Let $G$ be a compact Lie group and $H$ a closed Lie subgroup. Let $i : H \hookrightarrow G$ denote the inclusion. Then given any finite-dimensional representation $\rho : H \rightarrow \mathrm{GL}(V)$ is it possible to find a finite-dimensional extension of $\rho$ to the whole group $G$, i.e. a finite-dimensional representation $\tilde{\rho} : G \rightarrow \mathrm{GL}(W)$ such that the following diagram commutes
$$\require{AMScd} \begin{CD} H @>{\rho}>> \mathrm{GL}(V)\\ @ViVV @VVjV \\ G @>{\tilde{\rho}}>> \mathrm{GL}(W) \end{CD}$$ where $j$ is injective.
$\textbf{Proposed solution:}$
Since we work with compact groups only, we can assume first that $\rho$ is irreducible. Then $\mathrm{ind}^G_H(\rho)$ defines a unitary representation of $G$, which we can write as a direct sum of finite-dimensional irreducible representations:
$\mathrm{ind}^G_H(\rho) = \bigoplus_{\alpha} \mu_{\alpha}$
The classical Frobenius reciprocity theorem states that given irreducible representations $\pi$ of $G$ and $\rho$ of $H$ we have that $\rho \subset \mathrm{res}^G_H(\pi)$ is a sub-representation if and only if $\pi \subset \mathrm{ind}^G_H(\rho)$ is contained in the induced representation.

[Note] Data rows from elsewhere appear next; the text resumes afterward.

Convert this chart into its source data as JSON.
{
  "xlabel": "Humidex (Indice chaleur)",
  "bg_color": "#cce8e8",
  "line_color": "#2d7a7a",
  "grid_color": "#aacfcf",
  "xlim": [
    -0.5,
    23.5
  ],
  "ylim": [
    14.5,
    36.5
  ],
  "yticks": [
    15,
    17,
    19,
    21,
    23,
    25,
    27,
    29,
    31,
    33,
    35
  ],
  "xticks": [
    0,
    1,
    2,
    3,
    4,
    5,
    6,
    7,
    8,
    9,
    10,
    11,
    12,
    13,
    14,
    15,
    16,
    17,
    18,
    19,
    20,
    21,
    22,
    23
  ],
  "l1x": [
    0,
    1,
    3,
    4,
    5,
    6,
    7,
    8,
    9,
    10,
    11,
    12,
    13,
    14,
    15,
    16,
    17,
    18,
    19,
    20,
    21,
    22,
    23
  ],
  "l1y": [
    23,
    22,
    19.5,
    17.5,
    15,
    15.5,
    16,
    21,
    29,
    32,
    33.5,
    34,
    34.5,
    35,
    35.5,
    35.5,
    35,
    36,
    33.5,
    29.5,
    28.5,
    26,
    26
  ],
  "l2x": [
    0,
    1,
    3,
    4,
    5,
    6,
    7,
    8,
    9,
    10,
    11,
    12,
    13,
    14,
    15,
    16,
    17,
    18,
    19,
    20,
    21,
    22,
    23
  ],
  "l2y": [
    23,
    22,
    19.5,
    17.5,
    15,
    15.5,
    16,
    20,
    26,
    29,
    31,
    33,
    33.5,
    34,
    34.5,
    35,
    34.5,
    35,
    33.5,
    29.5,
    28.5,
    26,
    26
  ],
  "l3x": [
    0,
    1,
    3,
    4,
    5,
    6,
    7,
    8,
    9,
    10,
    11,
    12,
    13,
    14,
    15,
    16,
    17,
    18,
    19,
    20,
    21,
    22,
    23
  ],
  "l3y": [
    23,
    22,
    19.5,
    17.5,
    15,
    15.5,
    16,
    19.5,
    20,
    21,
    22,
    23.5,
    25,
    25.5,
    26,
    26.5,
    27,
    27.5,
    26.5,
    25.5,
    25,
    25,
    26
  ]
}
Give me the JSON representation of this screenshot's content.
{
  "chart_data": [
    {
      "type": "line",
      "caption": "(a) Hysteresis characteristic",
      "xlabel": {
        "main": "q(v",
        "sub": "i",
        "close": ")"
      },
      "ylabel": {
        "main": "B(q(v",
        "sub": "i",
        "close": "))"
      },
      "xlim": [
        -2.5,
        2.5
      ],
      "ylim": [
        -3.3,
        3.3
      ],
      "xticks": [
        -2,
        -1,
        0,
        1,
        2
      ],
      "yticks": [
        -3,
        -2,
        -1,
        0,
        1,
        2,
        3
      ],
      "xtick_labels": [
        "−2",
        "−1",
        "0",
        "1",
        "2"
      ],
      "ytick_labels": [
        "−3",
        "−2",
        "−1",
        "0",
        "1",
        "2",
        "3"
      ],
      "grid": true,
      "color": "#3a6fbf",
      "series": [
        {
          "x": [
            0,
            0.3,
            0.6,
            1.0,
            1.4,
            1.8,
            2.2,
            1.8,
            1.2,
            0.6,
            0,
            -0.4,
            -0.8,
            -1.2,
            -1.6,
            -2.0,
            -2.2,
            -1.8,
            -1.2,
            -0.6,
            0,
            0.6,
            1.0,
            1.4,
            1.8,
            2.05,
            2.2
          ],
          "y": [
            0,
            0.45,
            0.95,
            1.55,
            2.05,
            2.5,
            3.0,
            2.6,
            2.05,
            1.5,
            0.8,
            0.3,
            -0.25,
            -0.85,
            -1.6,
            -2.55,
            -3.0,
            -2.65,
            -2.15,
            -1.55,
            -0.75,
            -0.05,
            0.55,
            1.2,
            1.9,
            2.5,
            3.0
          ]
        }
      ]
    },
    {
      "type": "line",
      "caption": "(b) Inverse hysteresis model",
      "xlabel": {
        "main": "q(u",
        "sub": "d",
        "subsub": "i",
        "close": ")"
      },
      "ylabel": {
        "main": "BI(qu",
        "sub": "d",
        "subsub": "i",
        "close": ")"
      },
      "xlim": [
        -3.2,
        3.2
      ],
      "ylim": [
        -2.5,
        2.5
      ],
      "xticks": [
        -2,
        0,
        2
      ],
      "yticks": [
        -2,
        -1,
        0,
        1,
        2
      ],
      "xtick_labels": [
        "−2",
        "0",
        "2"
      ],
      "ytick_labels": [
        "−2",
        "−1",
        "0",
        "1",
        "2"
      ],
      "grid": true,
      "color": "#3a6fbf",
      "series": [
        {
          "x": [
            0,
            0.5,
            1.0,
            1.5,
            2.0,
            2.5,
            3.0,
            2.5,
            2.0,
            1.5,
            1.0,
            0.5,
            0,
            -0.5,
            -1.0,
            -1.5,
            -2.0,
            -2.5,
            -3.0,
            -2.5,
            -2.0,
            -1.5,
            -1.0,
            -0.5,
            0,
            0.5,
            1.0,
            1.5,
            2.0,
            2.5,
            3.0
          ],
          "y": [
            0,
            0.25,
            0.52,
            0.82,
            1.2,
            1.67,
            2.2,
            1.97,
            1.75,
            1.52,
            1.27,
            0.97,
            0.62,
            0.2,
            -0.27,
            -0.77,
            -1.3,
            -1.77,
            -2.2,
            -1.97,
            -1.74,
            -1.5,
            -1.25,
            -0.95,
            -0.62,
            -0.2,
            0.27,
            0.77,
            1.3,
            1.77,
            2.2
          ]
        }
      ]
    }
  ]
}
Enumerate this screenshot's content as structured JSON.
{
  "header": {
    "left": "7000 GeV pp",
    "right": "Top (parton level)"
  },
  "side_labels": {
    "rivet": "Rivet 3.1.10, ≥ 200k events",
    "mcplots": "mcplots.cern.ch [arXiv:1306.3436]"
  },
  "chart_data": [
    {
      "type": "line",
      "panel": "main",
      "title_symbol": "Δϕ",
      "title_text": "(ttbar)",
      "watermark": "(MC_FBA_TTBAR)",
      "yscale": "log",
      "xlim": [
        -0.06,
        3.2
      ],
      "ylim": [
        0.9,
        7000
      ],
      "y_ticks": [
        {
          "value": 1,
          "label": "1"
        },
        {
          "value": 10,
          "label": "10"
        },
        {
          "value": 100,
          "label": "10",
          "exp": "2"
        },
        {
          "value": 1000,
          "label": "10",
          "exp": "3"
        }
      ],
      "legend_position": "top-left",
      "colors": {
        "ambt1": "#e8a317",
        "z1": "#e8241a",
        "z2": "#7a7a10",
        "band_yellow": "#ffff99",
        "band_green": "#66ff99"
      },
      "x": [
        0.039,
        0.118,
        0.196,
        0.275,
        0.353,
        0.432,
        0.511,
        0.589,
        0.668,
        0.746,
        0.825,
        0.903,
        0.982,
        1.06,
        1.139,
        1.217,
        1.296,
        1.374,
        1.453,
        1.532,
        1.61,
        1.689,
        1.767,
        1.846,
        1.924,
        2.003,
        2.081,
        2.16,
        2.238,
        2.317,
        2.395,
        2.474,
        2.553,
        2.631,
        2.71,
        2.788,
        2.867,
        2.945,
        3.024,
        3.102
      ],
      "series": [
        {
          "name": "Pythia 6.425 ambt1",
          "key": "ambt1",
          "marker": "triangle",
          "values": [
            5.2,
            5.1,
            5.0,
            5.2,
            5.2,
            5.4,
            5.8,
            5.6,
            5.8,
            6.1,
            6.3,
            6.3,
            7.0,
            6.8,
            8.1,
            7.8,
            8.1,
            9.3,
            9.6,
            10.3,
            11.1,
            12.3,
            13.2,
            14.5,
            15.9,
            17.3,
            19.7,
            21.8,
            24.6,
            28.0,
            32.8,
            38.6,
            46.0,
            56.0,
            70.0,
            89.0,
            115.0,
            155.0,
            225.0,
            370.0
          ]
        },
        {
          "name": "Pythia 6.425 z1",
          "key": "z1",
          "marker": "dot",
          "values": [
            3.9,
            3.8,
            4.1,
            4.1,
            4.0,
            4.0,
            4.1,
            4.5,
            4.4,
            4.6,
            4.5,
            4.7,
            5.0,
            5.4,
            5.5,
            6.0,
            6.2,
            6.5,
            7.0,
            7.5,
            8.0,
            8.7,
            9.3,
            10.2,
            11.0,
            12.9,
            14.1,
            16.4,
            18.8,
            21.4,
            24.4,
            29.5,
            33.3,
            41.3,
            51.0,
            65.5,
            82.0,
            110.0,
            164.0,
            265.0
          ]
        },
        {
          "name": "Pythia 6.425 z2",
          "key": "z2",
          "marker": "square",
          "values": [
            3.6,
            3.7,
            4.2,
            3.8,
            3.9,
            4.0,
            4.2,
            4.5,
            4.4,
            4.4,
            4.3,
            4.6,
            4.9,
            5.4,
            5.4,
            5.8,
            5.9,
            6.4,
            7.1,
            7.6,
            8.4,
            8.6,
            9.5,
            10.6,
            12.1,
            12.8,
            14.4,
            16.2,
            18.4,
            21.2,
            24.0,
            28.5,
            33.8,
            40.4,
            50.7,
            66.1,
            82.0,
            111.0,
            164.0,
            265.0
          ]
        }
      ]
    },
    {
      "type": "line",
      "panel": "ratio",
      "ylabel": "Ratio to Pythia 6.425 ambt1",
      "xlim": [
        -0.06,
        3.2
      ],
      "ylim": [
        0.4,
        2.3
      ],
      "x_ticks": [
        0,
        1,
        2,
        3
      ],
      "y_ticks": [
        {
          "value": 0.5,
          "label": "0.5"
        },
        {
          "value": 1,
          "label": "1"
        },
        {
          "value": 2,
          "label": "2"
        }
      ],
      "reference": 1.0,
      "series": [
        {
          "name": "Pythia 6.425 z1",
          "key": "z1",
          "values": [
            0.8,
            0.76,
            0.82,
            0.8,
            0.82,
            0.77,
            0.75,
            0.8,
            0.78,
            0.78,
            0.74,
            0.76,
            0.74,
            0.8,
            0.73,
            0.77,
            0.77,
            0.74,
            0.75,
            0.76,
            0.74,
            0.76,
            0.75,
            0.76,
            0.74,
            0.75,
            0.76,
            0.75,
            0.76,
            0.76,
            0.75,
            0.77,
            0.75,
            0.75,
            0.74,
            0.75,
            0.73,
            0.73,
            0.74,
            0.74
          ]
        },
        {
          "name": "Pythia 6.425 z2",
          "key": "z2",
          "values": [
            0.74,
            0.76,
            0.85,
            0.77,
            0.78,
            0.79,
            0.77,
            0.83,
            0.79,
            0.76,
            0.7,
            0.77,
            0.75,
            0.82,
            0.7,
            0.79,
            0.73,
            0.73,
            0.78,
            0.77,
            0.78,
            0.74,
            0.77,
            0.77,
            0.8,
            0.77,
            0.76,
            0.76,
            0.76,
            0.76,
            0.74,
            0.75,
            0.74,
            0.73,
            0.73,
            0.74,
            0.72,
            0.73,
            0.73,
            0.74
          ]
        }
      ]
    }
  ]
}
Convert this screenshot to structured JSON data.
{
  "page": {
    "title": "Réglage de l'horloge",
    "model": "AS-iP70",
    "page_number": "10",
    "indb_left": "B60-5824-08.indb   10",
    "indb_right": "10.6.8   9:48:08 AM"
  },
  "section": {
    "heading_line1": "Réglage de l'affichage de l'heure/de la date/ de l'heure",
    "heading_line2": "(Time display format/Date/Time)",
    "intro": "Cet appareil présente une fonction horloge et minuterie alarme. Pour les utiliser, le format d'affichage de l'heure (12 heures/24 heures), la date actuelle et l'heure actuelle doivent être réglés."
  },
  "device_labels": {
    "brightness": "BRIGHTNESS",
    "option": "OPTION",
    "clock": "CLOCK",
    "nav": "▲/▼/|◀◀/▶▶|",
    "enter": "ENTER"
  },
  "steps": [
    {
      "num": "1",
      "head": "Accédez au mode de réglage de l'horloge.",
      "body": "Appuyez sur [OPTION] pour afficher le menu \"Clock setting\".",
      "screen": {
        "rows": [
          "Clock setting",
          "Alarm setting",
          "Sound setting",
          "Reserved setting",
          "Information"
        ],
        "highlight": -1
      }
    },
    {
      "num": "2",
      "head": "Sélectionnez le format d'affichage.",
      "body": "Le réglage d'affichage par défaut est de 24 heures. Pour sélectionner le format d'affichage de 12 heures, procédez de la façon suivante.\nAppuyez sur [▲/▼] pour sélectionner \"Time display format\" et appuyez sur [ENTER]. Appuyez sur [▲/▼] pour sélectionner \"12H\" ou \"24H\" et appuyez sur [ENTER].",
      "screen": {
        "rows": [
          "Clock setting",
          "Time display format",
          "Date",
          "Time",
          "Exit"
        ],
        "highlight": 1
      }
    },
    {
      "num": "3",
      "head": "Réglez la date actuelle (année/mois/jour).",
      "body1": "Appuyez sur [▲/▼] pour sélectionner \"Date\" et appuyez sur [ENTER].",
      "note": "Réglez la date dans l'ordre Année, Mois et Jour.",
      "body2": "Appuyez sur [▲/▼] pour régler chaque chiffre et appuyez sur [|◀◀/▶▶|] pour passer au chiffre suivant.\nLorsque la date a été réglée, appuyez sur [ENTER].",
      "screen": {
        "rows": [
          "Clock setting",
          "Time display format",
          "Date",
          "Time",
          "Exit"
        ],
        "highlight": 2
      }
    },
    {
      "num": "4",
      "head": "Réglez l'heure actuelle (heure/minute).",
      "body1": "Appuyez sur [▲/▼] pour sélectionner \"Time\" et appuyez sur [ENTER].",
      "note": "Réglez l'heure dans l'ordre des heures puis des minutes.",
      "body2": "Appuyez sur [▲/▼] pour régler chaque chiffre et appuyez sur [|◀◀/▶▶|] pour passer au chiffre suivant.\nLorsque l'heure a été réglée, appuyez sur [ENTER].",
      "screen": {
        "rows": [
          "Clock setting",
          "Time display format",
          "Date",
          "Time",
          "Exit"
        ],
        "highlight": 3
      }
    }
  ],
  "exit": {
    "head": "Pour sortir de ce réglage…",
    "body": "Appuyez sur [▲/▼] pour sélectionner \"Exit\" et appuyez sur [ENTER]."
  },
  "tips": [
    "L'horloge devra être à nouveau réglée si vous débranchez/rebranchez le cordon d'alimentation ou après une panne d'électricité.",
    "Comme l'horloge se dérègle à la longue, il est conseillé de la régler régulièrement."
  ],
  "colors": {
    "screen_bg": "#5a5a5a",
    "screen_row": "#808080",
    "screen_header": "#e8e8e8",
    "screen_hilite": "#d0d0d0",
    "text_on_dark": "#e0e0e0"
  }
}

Choosing now $\pi = \mu_{\alpha}$ we have by assumption: $\mu_{\alpha} \subset \mathrm{ind}^G_H(\rho)$ hence $\rho \subset \mathrm{res}^G_H(\mu_{\alpha})$. Therefore choose $\tilde{\rho} := \mathrm{res}^G_H(\mu_{\alpha})$ which is indeed finite-dimensional and the above diagram commutes.
If $\rho$ is not irreducible write it as a finite direct sum of irreducible ones, since $H$ is compact.